# Question about citizenship and what it means about UK status



## damnspynovels (Jul 17, 2010)

I'm eligible to apply for citizenship having been in Canada for 8+ years. In fact I've got all the forms filled out but haven't sent them in. 

My question is, what happens to my UK status? I understand I can have dual citizenship, but what actually happens? what happens the next time I apply for a UK passport? Is it exactly the same one I have today (with full european status etc)?


----------



## Bevdeforges (Nov 16, 2007)

Yup - you continue to maintain the same ties with the Old Country as you have in the past. The UK is actually pretty blasé about dual nationality. As is Canada. Enjoy it, you have the best of both worlds. (Just remember to use the local passport on entry to either country.)
Cheers,
Bev


----------



## damnspynovels (Jul 17, 2010)

Bevdeforges said:


> Yup - you continue to maintain the same ties with the Old Country as you have in the past. The UK is actually pretty blasé about dual nationality. As is Canada. Enjoy it, you have the best of both worlds. (Just remember to use the local passport on entry to either country.)
> Cheers,
> Bev


Yep. I figure when it comes to it, once i have my citizenship card for canada, i can use that to get the canadian passport - and then i'll just keep renewing it. 
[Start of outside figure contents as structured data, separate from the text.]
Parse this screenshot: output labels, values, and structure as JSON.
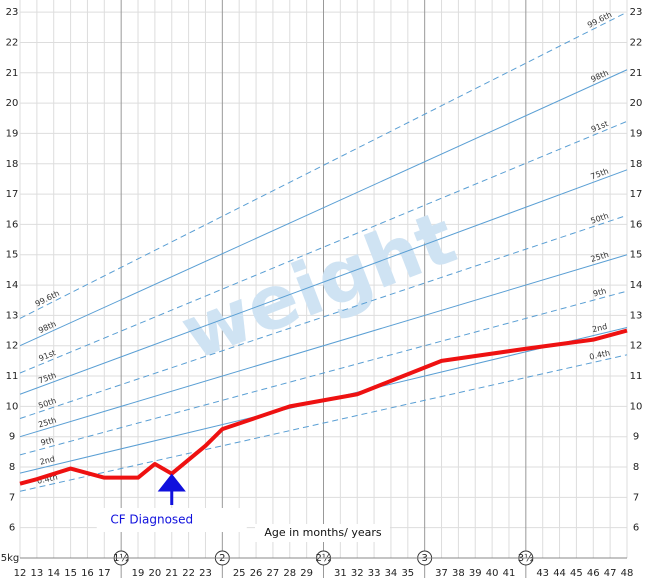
{
  "chart_data": {
    "type": "line",
    "watermark": "weight",
    "xlabel": "Age in months/ years",
    "xlim": [
      12,
      48
    ],
    "ylim": [
      5,
      23.4
    ],
    "y_unit_tick": {
      "value": 5,
      "label": "5kg"
    },
    "yticks": [
      6,
      7,
      8,
      9,
      10,
      11,
      12,
      13,
      14,
      15,
      16,
      17,
      18,
      19,
      20,
      21,
      22,
      23
    ],
    "xticks": [
      12,
      13,
      14,
      15,
      16,
      17,
      {
        "value": 18,
        "label": "1½"
      },
      19,
      20,
      21,
      22,
      23,
      {
        "value": 24,
        "label": "2"
      },
      25,
      26,
      27,
      28,
      29,
      {
        "value": 30,
        "label": "2½"
      },
      31,
      32,
      33,
      34,
      35,
      {
        "value": 36,
        "label": "3"
      },
      37,
      38,
      39,
      40,
      41,
      {
        "value": 42,
        "label": "3½"
      },
      43,
      44,
      45,
      46,
      47,
      48
    ],
    "grid": true,
    "centile_color": "#5a9fd4",
    "centiles": [
      {
        "name": "99.6th",
        "dashed": true,
        "x": [
          12,
          48
        ],
        "values": [
          12.9,
          23.0
        ]
      },
      {
        "name": "98th",
        "dashed": false,
        "x": [
          12,
          48
        ],
        "values": [
          12.0,
          21.1
        ]
      },
      {
        "name": "91st",
        "dashed": true,
        "x": [
          12,
          48
        ],
        "values": [
          11.1,
          19.4
        ]
      },
      {
        "name": "75th",
        "dashed": false,
        "x": [
          12,
          48
        ],
        "values": [
          10.4,
          17.8
        ]
      },
      {
        "name": "50th",
        "dashed": true,
        "x": [
          12,
          48
        ],
        "values": [
          9.6,
          16.3
        ]
      },
      {
        "name": "25th",
        "dashed": false,
        "x": [
          12,
          48
        ],
        "values": [
          9.0,
          15.0
        ]
      },
      {
        "name": "9th",
        "dashed": true,
        "x": [
          12,
          48
        ],
        "values": [
          8.4,
          13.8
        ]
      },
      {
        "name": "2nd",
        "dashed": false,
        "x": [
          12,
          48
        ],
        "values": [
          7.8,
          12.6
        ]
      },
      {
        "name": "0.4th",
        "dashed": true,
        "x": [
          12,
          48
        ],
        "values": [
          7.2,
          11.7
        ]
      }
    ],
    "series": [
      {
        "color": "#ee1111",
        "x": [
          12,
          13,
          15,
          17,
          19,
          20,
          21,
          23,
          24,
          28,
          32,
          37,
          42,
          46,
          48
        ],
        "values": [
          7.45,
          7.6,
          7.95,
          7.65,
          7.65,
          8.1,
          7.78,
          8.7,
          9.25,
          10.0,
          10.4,
          11.5,
          11.9,
          12.2,
          12.5
        ]
      }
    ],
    "annotation": {
      "text": "CF Diagnosed",
      "x": 21,
      "color": "#1010dd"
    }
  }
}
And when it comes to renewing the UK one, I mean I have an old one, and a birth certificate if they want to see it - so I'd just continue to renew again as normal?


----------



## Bevdeforges (Nov 16, 2007)

damnspynovels said:


> And when it comes to renewing the UK one, I mean I have an old one, and a birth certificate if they want to see it - so I'd just continue to renew again as normal?


You just renew the UK passport through the UK consulate (or embassy) that covers the region in Canada where you live. Check their website for details on how to do that, but it's generally do-able by postal mail and chances are you won't need the birth certificate.
Cheers,
Bev


----------



## MarylandNed (May 11, 2010)

damnspynovels said:


> Yep. I figure when it comes to it, once i have my citizenship card for canada, i can use that to get the canadian passport - and then i'll just keep renewing it.
> 
> And when it comes to renewing the UK one, I mean I have an old one, and a birth certificate if they want to see it - so I'd just continue to renew again as normal?


Yes. I hold 4 citizenships (Ireland, UK, Canada and US). When I lived in Canada, I renewed my UK passport through the embassy in Ottawa. In the US, I renewed my UK passport via the embassy in Washington DC. Not a big deal at all.


----------